Many manufacturers utilize a standard costing approach to valuing their inventory. Standard costing is generally based on the expected costs of material, labor, and overhead needed to produce inventory and is established by most companies at the start of the year. As we look into 2023 and beyond, it becomes increasingly more important for manufacturers to accurately capture these costs when determining their standard costs. Now, more than ever, it is important for management to assess the accuracy of its standard costs against actual and the need may arise to revisit certain standard costs sooner than usual if experiencing significant changes in actual versus expected costs.

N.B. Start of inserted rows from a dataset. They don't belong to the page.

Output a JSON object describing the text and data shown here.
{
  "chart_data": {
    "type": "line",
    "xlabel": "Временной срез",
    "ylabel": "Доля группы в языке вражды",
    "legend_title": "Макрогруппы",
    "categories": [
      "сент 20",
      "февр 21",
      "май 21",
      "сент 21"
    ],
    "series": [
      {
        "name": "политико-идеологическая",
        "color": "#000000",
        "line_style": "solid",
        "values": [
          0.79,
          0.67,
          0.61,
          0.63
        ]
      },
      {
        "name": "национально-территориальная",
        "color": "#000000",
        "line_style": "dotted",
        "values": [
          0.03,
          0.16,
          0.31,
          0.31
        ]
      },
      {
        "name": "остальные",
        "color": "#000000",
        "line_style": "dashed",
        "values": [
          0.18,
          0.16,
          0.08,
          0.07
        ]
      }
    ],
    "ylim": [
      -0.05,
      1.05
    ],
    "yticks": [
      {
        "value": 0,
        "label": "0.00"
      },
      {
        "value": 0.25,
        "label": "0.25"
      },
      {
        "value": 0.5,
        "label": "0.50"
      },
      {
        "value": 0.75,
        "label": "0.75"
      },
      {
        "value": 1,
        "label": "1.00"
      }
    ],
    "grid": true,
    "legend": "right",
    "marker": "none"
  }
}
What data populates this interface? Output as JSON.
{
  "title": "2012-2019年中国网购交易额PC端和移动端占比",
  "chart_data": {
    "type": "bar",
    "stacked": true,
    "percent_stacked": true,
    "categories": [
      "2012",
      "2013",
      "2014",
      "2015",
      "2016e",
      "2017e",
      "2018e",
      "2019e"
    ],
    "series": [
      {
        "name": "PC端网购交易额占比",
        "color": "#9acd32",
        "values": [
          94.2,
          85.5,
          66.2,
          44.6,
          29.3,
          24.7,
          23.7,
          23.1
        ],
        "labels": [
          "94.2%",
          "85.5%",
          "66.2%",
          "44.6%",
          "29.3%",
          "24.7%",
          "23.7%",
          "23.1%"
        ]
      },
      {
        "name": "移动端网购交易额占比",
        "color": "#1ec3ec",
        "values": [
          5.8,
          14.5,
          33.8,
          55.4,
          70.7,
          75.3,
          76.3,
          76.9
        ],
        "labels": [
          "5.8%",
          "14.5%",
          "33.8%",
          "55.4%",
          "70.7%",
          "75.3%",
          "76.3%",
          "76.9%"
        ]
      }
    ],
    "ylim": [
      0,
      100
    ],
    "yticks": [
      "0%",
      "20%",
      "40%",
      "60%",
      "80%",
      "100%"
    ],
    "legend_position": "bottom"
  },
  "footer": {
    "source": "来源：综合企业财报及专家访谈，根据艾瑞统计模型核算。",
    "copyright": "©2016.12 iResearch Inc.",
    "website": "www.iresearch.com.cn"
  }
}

Management generally will make decisions using standard costing data when evaluating cost of goods sold, gross margin and gross margin percent. This could include determining which individual products and product lines are most profitable, which geographies the company is performing best, and which areas may not be performing as expected. Having accurate standard costing is pivotal to be able to assess this data and to appropriately make informed operational decisions on where to direct selling efforts to products and areas providing the most value.
Having accurate standard costs is also crucial in setting prices at which to sell products. It is an unprecedented time in the ability for companies to pass down costs by increasing prices. As the economy’s performance begins to wane, it will become more and more difficult to pass on these cost increases. Therefore, time is of the essence in understanding the actual costs of inventory, to be able to act quickly.
An unpredictable, highly inflationary economy makes it difficult for even the most sophisticated budgeting process to get it right when setting standard costs. As such, companies should assess whether it is time to evaluate their standard costs on a more frequent basis than annually to make informed and accurate business decisions. It would be recommended for management to keep a close eye on purchase price variances, and labor/overhead variance on a month-to-month basis. If experiencing significant swings in these accounts, it may be indicative that a change to the standard is necessary.
As inflationary pressures begin to come down and the cost of supplies approach normal levels, companies can relax the level of scrutiny placed on this process. However, constant vigilance during these uncertain times is not only warranted but essential to ensuring management makes knowledgeable decisions in managing prices, product strategy and inventory maintenance.